14.07.–09.09.2007

It is with great pleasure that the Portikus presents the extraordinary collection of Helga and Hartmut Rausch to a wider audience. As the caretakers at the Städelschule, the Rausch's have been collecting works by students and teachers at this school for 14 years. Their collection now comprises almost 400 paintings, drawings, photographs, objects, and videos by more than 200 students, graduates, and professors. Not bound by the rules of art-historical, economic, or academic yardsticks, the collection came into being in 1993. Artists Thilo Heinzmann and Hans Petri presented two works to Hartmut Rausch on the occasion of his 50th birthday. The Rausch Collection is founded on lasting friendships and continues to grow. The caretakers apartment resembles an inexhaustible storehouse of unique and highly contrasting works that reflect the artists cordial relationships with the Rausch`s. What makes the collection unlike any other is that each individual work derives from a personal story, a memory from everyday life at the Städelschule, and from immediate lived experience.

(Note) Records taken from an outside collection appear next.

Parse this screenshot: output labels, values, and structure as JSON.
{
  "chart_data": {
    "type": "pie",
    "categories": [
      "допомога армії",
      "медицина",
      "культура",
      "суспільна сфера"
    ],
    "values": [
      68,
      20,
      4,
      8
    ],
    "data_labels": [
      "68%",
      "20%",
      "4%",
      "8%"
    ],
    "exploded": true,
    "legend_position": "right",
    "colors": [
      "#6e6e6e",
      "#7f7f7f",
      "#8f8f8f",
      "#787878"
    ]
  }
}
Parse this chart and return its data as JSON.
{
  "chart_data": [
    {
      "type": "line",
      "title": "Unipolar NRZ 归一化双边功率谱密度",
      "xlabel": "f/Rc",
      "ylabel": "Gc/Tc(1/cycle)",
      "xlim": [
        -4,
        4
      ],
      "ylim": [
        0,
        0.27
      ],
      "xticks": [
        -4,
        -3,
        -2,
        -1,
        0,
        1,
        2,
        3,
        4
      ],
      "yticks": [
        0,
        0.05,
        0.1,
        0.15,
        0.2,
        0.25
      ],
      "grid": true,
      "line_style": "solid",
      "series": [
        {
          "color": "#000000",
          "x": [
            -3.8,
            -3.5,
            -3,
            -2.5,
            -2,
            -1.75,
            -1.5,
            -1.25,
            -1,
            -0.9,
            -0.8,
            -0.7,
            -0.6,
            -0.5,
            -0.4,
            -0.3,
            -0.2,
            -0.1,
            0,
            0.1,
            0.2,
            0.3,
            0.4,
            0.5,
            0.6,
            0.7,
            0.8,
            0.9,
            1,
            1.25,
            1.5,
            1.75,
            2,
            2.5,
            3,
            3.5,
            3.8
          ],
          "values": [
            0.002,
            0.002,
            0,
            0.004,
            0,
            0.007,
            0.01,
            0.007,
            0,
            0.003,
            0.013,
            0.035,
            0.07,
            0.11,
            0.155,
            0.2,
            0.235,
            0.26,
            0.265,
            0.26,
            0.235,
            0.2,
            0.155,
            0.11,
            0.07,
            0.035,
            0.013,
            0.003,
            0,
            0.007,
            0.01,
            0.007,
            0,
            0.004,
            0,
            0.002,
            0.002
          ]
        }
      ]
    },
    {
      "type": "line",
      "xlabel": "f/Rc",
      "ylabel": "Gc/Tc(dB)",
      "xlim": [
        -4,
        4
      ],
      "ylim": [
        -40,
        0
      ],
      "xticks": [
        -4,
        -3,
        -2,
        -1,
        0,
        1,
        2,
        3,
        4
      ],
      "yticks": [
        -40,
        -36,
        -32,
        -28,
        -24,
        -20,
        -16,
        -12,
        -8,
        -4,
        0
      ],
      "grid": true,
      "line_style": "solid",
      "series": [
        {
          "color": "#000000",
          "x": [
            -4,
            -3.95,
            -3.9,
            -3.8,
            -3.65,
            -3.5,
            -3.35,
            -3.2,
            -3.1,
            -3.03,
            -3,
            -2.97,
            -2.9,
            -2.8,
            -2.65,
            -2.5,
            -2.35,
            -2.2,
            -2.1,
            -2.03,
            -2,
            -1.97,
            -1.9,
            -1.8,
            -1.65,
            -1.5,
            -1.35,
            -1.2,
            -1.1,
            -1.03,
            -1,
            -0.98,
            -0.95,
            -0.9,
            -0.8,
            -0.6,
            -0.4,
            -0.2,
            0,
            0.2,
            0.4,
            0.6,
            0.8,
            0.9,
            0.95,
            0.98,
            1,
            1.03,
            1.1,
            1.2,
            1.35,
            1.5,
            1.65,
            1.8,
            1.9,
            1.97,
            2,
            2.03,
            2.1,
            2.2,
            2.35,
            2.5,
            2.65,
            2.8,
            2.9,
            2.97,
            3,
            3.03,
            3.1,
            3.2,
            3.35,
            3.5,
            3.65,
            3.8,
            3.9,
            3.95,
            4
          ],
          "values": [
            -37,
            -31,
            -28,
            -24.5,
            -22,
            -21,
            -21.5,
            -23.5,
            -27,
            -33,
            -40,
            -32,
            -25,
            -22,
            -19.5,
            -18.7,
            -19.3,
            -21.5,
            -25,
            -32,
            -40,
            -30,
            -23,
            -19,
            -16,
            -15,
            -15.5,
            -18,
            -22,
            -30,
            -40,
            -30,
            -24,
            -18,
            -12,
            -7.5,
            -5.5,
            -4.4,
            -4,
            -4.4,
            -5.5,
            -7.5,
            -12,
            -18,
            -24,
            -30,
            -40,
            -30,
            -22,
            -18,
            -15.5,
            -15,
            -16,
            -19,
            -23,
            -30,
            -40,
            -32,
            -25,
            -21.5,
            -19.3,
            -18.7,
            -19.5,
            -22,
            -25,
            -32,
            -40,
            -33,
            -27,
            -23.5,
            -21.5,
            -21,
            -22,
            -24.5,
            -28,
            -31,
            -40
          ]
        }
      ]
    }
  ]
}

In the last years, no other school of the arts in Germany has educated more artists who went on to gain international recognition. This fact is clearly visible in the large-scale exhibitions of the summer of 2007, such as the show Made in Germany in Hanover. Many of its artists have graduated from the Städelschule, and the viewer will discover more of their work in the Rausch Collection.

Internationally renowned artists such as Ayse Erkmen, Christa Näher, Hermann Nitsch, Heimo Zobernig, Tobias Rehberger, Michael Krebber, and Thomas Bayrle are included in this unique panorama of contemporary art in Frankfurt, as are younger positions such as Thomas Zipp, Kirsten Pieroth, Simon Dybbroe Moeller, Sergej Jensen, Nora Schultz, Martin Neumeier, and Kerstin Cmelka, to name only a few. In the 20th year of its existence, the Portikus is also using the opportunity of this show to present an immediate portrait of its artistic environment during the past two decades.

The exhibition and the collection catalogue were generously supported by the Hessian Ministry of Higher Education, Research, and the Arts, and by the Department of Culture of the City of Frankfurt am Main.